Foto: Rafael Marchante, Reuters

Por sua vez, António Costa advogou uma via de “diálogo à esquerda”. Para depois condenar as propostas da atual direção do PS no sentido de uma revisão da lei eleitoral, entre as quais a da diminuição do número de deputados à Assembleia da República de 230 para 180.

“Nunca fechei essa porta e nunca fecharei essa porta do diálogo à esquerda, mas a experiência tem-me ensinado que não basta ter a porta aberta para quem não quer entrar. Por isso, sei bem que só com um PS forte poderá um dia haver um diálogo construtivo à esquerda e nunca haverá enquanto houver um PS fraco”, propugnou.

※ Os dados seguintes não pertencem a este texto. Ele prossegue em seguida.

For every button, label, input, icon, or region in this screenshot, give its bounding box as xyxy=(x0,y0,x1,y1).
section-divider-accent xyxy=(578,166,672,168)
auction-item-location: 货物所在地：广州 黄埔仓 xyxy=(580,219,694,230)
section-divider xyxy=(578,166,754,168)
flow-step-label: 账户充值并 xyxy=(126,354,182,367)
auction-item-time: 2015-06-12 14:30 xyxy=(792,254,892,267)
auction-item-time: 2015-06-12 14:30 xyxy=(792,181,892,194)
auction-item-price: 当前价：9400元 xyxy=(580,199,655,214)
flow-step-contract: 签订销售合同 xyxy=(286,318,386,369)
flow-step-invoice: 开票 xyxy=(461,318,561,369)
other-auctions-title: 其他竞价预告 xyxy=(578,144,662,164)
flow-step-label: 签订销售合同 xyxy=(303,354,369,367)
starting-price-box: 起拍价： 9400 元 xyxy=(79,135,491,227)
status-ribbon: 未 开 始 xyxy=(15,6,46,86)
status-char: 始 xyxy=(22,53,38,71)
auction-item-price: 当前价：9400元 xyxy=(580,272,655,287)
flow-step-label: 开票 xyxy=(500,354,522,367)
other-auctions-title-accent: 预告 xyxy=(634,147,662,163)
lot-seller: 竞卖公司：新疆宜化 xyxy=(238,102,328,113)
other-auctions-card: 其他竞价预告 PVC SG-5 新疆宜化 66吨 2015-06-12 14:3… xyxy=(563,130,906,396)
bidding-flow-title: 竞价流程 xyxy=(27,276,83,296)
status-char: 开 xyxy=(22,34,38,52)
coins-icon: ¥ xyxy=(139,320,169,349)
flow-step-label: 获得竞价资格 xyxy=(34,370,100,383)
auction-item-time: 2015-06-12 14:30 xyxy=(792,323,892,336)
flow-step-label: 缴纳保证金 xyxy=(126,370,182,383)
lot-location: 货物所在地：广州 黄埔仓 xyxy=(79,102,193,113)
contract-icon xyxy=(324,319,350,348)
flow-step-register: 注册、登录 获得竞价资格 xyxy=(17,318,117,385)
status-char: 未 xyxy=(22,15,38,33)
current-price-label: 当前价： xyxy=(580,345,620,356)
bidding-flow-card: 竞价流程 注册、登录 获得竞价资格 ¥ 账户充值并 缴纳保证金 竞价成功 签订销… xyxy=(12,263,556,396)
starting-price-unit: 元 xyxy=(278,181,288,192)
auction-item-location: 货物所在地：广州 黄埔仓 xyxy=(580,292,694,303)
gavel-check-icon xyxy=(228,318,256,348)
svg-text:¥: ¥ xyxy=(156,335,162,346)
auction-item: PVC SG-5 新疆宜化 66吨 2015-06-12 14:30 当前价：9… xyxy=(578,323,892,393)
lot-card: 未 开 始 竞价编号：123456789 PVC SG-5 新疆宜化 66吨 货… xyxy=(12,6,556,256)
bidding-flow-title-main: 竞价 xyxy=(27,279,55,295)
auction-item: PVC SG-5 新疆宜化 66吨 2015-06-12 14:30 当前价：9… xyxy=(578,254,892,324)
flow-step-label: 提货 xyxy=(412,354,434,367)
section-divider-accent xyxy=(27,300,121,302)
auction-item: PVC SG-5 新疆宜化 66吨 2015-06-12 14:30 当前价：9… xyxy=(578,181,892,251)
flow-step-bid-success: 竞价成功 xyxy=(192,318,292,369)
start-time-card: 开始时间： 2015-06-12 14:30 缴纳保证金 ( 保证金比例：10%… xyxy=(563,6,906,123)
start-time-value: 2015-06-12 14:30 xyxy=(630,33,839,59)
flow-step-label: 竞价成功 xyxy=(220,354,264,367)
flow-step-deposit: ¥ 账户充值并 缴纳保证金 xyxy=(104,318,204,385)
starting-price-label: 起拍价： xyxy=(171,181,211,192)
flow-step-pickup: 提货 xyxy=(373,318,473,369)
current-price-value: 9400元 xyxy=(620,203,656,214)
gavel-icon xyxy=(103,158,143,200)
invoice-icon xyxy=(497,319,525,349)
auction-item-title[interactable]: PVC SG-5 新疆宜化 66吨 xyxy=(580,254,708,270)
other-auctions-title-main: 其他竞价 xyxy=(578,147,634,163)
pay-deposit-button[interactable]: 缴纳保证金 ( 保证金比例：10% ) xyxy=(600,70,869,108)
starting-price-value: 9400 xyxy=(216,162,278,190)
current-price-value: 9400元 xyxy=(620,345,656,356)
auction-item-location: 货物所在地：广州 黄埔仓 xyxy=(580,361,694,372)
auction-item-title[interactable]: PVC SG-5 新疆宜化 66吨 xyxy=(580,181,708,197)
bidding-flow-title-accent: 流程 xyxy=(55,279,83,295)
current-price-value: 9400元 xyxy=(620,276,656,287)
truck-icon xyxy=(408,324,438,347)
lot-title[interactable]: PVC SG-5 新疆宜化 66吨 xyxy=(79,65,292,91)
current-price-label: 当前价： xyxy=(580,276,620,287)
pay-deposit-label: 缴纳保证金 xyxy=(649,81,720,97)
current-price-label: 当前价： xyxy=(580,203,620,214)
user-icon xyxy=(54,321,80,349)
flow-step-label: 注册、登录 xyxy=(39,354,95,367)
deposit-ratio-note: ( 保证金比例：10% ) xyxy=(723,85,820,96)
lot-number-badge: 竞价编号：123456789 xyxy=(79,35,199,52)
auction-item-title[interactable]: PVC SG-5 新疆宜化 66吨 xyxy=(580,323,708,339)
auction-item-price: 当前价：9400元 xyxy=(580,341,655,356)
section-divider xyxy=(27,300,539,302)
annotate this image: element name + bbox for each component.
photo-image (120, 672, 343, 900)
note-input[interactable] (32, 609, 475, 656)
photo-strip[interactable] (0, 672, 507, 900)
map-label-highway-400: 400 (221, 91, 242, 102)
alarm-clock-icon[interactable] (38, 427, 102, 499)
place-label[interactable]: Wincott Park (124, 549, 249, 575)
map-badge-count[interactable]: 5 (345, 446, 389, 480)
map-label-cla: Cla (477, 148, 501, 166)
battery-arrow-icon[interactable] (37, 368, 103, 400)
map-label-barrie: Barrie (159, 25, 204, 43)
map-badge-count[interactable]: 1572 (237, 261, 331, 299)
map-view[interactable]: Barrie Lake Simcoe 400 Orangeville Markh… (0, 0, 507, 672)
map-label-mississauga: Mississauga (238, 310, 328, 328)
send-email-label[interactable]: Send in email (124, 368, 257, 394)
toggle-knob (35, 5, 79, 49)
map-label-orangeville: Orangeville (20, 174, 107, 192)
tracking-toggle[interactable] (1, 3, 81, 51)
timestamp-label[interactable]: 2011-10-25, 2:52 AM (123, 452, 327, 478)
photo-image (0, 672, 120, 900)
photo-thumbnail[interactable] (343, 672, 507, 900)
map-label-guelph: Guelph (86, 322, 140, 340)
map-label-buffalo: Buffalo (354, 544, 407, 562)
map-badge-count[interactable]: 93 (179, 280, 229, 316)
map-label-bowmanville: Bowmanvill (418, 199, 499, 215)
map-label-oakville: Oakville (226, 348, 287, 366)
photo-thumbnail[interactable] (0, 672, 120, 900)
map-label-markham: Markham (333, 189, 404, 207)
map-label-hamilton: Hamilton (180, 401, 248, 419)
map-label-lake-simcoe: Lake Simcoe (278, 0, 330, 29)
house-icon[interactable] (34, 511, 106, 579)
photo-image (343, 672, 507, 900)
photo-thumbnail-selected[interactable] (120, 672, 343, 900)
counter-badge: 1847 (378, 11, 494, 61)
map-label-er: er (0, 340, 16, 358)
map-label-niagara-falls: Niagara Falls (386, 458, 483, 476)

“Uma coisa sei: o debate à esquerda faz-se pelas ideias, faz-se pelo combate político, como fez Mário Soares em 1975, mas não se faz por soluções de secretaria, através de mudanças à pressa de uma lei eleitoral, para eliminar na secretaria o peso eleitoral do Bloco de Esquerda e do PCP”, frisaria Costa, acrescentando que “a proporcionalidade” do sistema eleitoral “é algo de sagrado para os socialistas”.